Digital Demonstration Facility

The “digitization” of a plant can encompass many technologies including:

  • Monitoring and control hardware,
  • Computational algorithms to support process control, diagnostics and prognostics,
  • The utilization of data management and analytic platforms to support advanced analysis of large data sets,
  • Digitization of procedures, drawings, plant equipment and components,
  • Use of mobility and digital worker technologies, and
  • The use of advanced simulation platforms to evaluate and verify integrated process control solutions over future timescales representative of process dynamics.

Most digital technologies cannot be justified for immediate investment and deployment because some level of adaption, improvement and/or verification is needed to derive tangible and practical benefit for power generation. Traditional methods to mature technologies for full scale deployment can be used for digital technologies so long as the plant dynamics can be reasonably represented. An additional and important aspect of deploying digital technologies is the underlying infrastructure that enables the data management, software and algorithms to interact and exchange information,  so the input and output can be automated, and the end user can work effectively with the data and technology.

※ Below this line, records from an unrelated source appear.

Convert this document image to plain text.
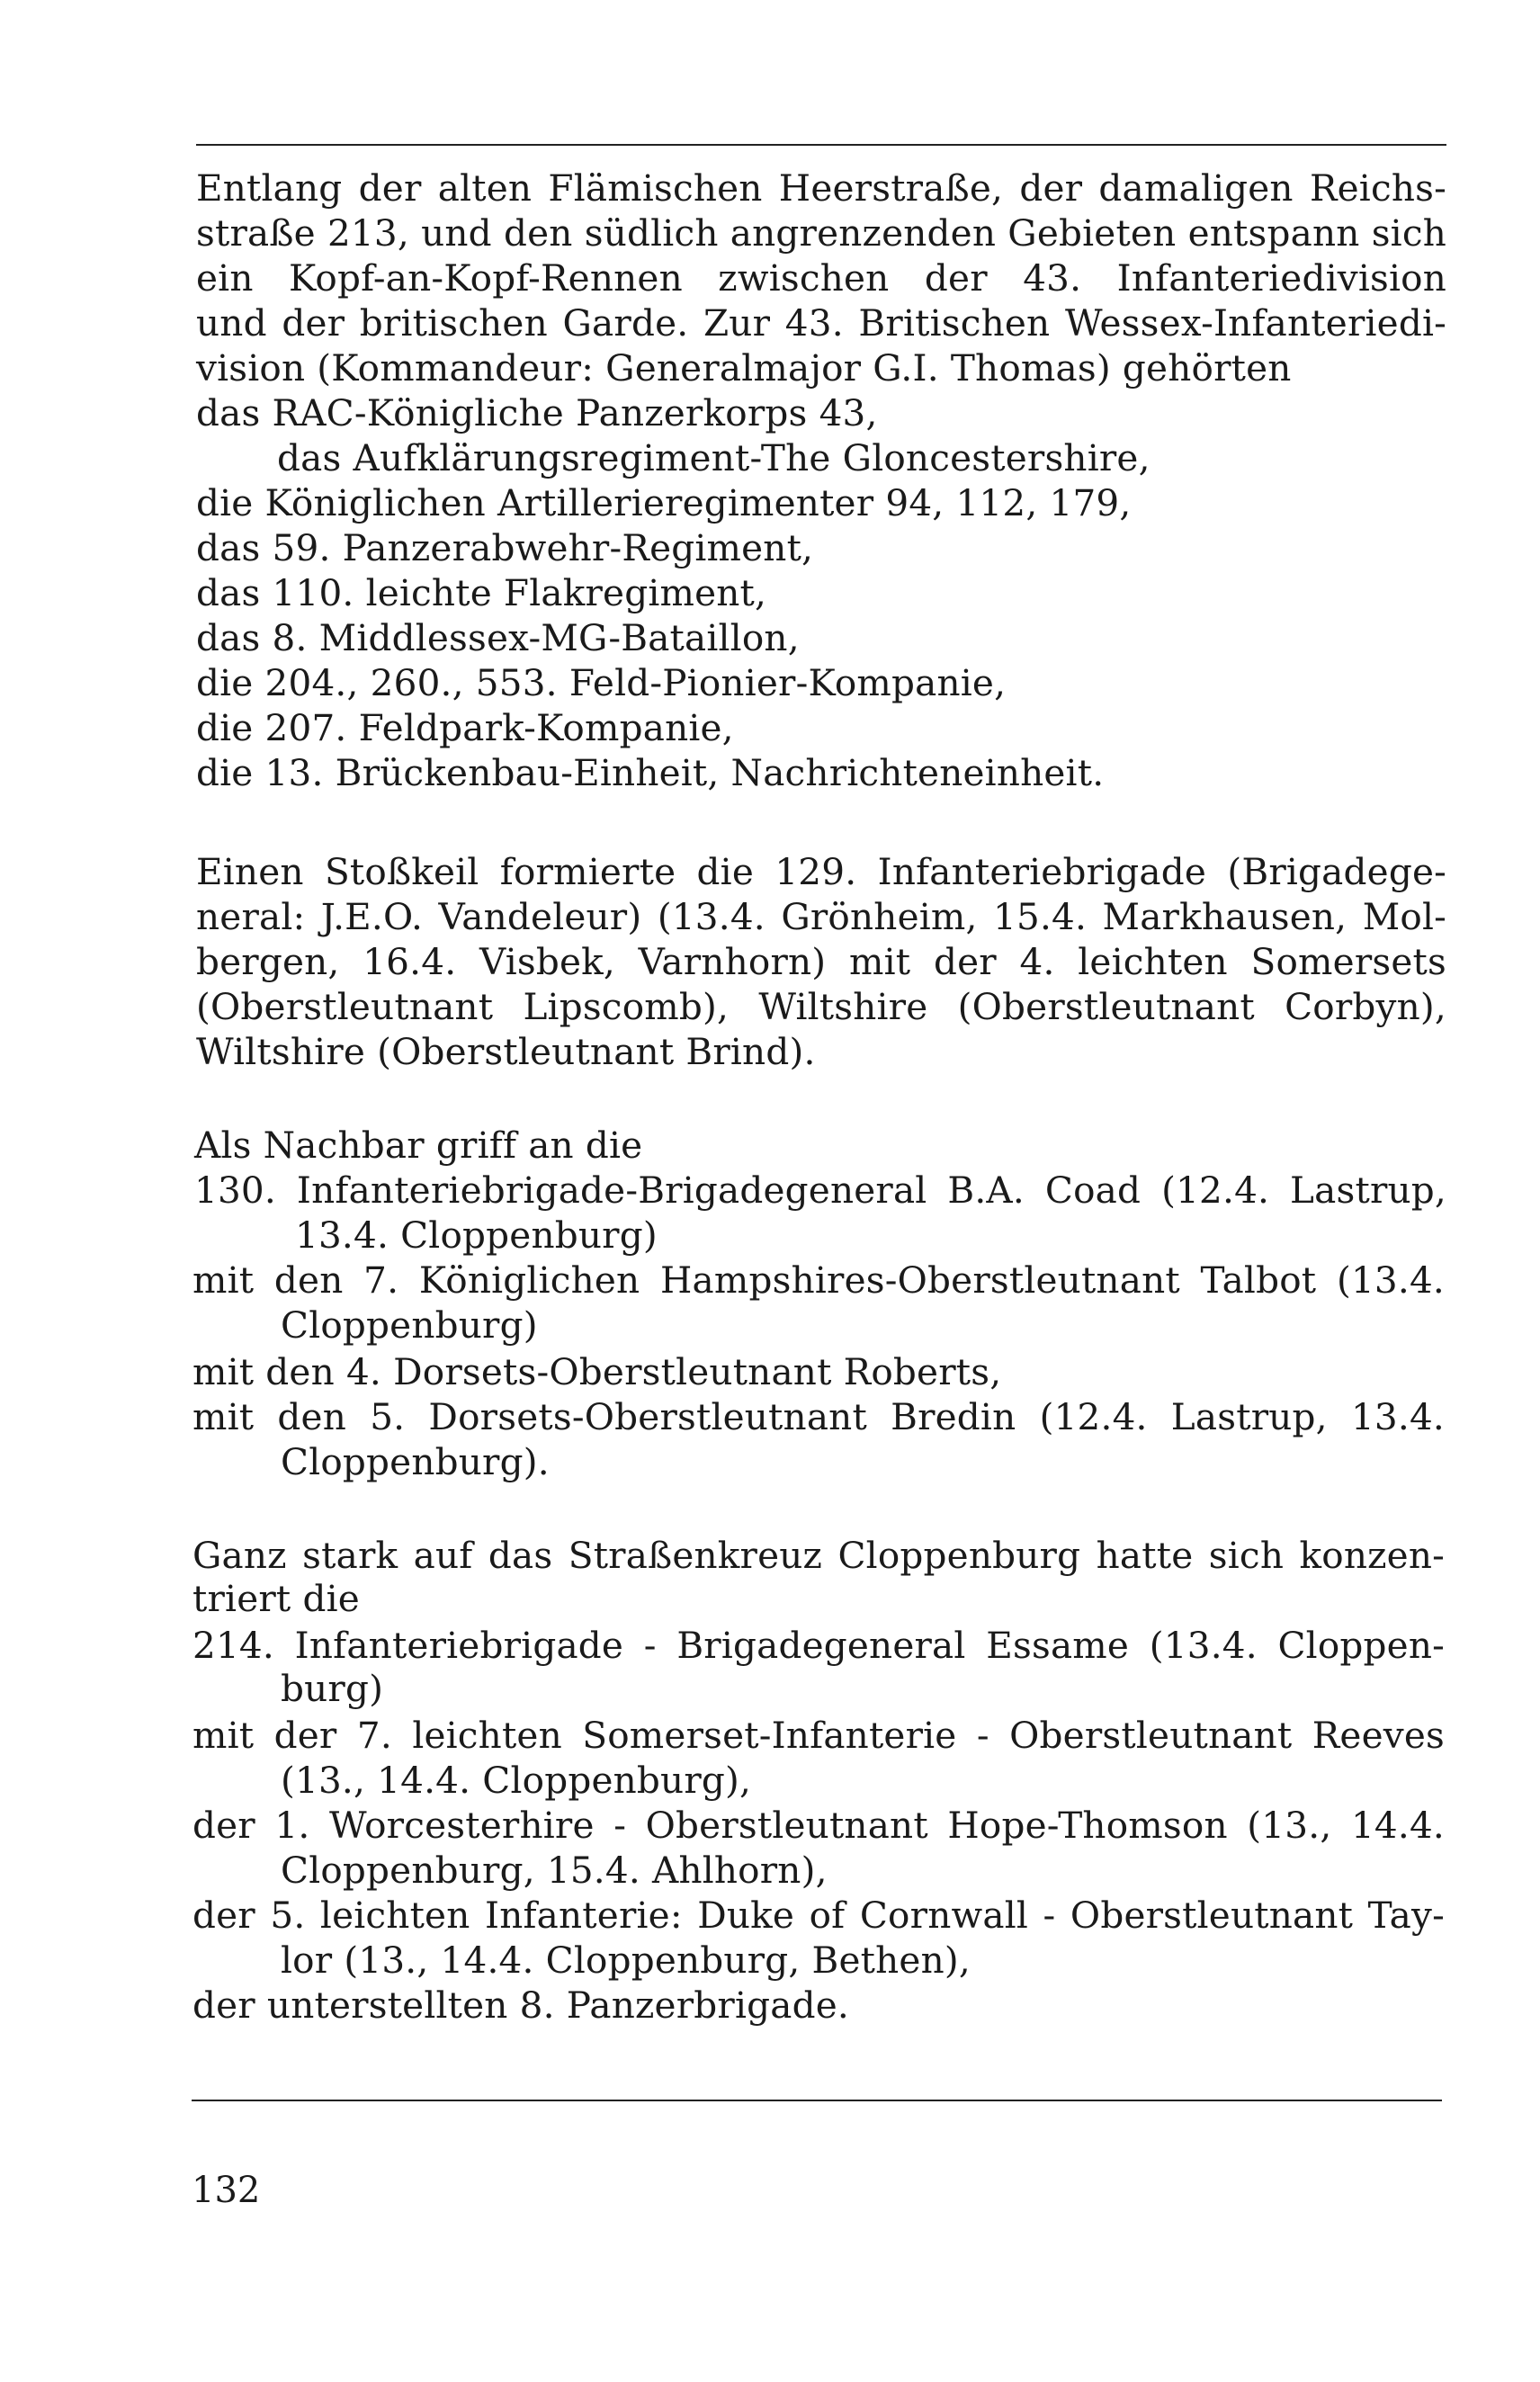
Entlang der alten Flämischen Heerstraße, der damaligen Reichs-
straße 213, und den südlich angrenzenden Gebieten entspann sich
ein Kopf-an-Kopf-Rennen zwischen der 43. Infanteriedivision
und der britischen Garde. Zur 43. Britischen Wessex-Infanteriedi-
vision (Kommandeur: Generalmajor G.I. Thomas) gehörten
das RAC-Königliche Panzerkorps 43,
das Aufklärungsregiment-The Gloncestershire,
die Königlichen Artillerieregimenter 94, 112, 179,
das 59. Panzerabwehr-Regiment,
das 110. leichte Flakregiment,
das 8. Middlessex-MG-Bataillon,
die 204., 260., 553. Feld-Pionier-Kompanie,
die 207. Feldpark-Kompanie,
die 13. Brückenbau-Einheit, Nachrichteneinheit.
Einen Stoßkeil formierte die 129. Infanteriebrigade (Brigadege-
neral: J.E.O. Vandeleur) (13.4. Grönheim, 15.4. Markhausen, Mol-
bergen, 16.4. Visbek, Varnhorn) mit der 4. leichten Somersets
(Oberstleutnant Lipscomb), Wiltshire (Oberstleutnant Corbyn),
Wiltshire (Oberstleutnant Brind).
Als Nachbar griff an die
130. Infanteriebrigade-Brigadegeneral B.A. Coad (12.4. Lastrup,
13.4. Cloppenburg)
mit den 7. Königlichen Hampshires-Oberstleutnant Talbot (13.4.
Cloppenburg)
mit den 4. Dorsets-Oberstleutnant Roberts,
mit den 5. Dorsets-Oberstleutnant Bredin (12.4. Lastrup, 13.4.
Cloppenburg).
Ganz stark auf das Straßenkreuz Cloppenburg hatte sich konzen-
triert die
214. Infanteriebrigade - Brigadegeneral Essame (13.4. Cloppen-
burg)
mit der 7. leichten Somerset-Infanterie - Oberstleutnant Reeves
(13., 14.4. Cloppenburg),
der 1. Worcesterhire - Oberstleutnant Hope-Thomson (13., 14.4.
Cloppenburg, 15.4. Ahlhorn),
der 5. leichten Infanterie: Duke of Cornwall - Oberstleutnant Tay-
lor (13., 14.4. Cloppenburg, Bethen),
der unterstellten 8. Panzerbrigade.
132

Typical large-scale power plants have existing data collection, data management and process control systems that amass large amounts of operational data. Manual data collection via operator rounds, is also captured and eventually entered as electronic information. Other forms of data and information are collected and communicated through a variety of disconnected systems including e-mail, phone, text, radio, and paper. Disconnected data sources require substantial time to assemble and aggregate data. Connecting or integrating data sources is a baseline need to support any size effort in advanced analysis, “digitization,” or artificial intelligence effort.

Efforts to streamline processes, manage or reduce costs, support a transitioning workforce, maintain high reliability for equipment, and operate plants in flexible modes are other drivers for utilizing technology that produce actionable information.